Sited in the South Pacific, New Zealand’s burgeoning town of New Plymouth is examined as both a spatial and temporal terrain on which architecture may be developed. This small, globally isolated town is placed delicately against a small, rural population and is placed on the cusp of redundancy if new mineral reserves are not located within the next decade. Faced with rapid exploration or redundancy, the project seeks to pursue architecture for industry that is inclusive of both landscape and community.

A Shipyard and Seafarer’s Centre located on Moturoa Wharf, the project is split into two parts, each dealing with vastly differing programmatic scales. The programme of the Shipyard offers a facility that provides a recycling facility - through restoration repairs or dismantling, material is now passed through the building to be recycled into the greater New Plymouth district.
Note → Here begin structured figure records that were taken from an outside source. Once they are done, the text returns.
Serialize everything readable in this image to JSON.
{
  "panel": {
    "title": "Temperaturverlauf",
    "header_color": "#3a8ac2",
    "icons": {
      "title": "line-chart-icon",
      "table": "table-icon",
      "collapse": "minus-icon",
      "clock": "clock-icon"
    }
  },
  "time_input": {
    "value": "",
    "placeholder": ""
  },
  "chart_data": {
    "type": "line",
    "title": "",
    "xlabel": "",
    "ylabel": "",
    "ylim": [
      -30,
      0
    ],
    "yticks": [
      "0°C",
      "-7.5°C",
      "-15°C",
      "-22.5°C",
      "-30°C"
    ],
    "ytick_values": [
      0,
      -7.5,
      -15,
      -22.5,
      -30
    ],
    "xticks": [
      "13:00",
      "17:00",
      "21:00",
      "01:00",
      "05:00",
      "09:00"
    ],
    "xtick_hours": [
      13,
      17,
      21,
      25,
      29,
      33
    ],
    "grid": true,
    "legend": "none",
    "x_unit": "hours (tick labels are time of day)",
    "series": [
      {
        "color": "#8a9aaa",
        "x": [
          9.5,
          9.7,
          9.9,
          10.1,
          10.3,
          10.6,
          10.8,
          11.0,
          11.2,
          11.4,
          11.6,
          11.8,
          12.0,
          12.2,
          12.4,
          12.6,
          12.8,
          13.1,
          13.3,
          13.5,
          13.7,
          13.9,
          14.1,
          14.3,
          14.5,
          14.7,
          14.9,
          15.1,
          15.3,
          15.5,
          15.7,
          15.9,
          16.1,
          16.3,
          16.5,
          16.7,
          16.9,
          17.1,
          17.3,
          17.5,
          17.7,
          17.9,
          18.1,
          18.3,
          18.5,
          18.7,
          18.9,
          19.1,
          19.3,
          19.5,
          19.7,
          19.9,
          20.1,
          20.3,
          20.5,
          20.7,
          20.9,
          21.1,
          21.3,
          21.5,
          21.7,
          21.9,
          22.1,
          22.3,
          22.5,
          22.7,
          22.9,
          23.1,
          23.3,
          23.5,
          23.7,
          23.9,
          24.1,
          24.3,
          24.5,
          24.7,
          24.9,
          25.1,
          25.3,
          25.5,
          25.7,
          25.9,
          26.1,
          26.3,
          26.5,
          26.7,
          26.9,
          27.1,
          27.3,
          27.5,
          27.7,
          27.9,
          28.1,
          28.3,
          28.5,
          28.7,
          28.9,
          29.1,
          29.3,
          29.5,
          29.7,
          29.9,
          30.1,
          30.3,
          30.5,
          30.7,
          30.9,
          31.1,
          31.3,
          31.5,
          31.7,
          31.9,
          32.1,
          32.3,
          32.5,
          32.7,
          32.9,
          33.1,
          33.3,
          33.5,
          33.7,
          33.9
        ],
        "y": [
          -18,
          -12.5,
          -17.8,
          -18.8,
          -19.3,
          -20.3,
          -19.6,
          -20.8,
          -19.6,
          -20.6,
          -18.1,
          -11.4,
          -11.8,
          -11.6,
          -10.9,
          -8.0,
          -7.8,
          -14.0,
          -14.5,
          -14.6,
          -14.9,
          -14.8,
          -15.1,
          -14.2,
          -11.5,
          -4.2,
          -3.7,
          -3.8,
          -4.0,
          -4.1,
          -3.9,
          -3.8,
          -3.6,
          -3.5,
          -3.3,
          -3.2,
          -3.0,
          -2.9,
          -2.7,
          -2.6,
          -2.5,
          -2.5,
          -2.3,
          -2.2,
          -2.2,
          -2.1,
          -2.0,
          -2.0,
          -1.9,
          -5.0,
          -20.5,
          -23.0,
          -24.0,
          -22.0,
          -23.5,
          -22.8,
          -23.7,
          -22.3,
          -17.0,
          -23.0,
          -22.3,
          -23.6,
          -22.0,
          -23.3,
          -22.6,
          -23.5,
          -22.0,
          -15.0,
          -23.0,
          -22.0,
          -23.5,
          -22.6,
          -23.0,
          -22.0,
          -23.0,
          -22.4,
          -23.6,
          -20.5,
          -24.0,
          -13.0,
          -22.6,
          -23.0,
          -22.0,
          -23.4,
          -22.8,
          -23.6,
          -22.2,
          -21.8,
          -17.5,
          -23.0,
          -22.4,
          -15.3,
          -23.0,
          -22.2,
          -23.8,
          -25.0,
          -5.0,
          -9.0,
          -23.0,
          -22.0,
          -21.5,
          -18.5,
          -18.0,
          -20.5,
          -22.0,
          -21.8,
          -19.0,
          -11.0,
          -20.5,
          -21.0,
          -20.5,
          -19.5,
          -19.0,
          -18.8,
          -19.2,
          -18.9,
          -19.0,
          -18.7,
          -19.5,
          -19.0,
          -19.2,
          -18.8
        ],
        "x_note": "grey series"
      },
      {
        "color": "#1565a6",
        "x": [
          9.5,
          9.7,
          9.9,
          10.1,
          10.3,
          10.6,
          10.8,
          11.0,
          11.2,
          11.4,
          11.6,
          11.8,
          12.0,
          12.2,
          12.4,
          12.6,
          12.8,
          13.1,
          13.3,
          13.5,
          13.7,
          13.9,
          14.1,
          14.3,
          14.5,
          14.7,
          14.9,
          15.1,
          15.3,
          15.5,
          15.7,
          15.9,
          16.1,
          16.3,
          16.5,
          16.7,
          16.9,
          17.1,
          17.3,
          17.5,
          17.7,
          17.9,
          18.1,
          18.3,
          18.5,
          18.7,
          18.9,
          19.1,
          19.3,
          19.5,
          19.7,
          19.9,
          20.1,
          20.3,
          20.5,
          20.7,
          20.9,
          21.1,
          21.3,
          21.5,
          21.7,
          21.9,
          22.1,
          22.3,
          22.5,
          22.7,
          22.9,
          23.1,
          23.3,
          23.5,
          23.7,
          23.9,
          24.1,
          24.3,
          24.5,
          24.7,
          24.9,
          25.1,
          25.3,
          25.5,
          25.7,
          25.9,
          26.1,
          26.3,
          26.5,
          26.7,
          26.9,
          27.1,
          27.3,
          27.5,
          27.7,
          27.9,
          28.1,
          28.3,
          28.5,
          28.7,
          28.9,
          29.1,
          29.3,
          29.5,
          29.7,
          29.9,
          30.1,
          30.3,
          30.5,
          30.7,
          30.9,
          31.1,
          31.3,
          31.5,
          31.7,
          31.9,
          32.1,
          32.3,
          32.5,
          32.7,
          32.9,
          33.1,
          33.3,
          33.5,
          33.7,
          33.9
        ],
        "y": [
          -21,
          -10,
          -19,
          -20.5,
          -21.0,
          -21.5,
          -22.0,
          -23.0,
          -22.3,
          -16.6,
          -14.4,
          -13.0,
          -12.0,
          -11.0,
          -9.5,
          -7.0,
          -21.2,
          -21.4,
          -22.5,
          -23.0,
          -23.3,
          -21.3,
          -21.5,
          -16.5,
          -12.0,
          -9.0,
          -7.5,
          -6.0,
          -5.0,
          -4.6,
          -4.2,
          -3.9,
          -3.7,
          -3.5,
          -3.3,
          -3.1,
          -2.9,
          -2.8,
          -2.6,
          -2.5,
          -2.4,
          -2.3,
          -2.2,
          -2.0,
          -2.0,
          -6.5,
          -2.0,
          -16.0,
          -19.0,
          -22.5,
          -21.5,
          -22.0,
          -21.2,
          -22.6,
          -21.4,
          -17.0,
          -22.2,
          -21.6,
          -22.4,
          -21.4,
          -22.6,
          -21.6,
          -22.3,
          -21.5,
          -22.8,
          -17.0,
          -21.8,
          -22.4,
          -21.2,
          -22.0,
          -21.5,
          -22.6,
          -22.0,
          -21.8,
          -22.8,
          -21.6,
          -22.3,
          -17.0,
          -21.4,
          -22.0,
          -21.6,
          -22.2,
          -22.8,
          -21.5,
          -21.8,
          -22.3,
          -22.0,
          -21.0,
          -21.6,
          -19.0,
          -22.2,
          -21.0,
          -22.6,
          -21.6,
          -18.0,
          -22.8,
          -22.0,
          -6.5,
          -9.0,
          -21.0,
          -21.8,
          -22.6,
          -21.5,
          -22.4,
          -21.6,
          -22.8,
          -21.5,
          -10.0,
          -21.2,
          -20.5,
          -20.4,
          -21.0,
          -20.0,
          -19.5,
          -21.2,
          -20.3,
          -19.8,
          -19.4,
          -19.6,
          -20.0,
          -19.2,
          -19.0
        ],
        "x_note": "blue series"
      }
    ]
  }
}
Housed within the same volume, the Seafarer and visitor spaces become a place where the local population can come to witness the process of the port unfolding day by day. As each stage of the dismantling process is unveiled, the visitor can trace the magnitude of the operation out into the wider Tasman Sea.

This new facility is designed to be comprised of the very materials and components that pass through the shipyard, linking the building to its context and origin. In considering space as an agglomeration of parts components and spaces, the entire facility is now capable of being passed back through the system itself - provided it is no longer needed. Feeding the elements of the Visitor’s Centre back through the shipyard and recycling the materials eventually returns the site to the condition it is found in today.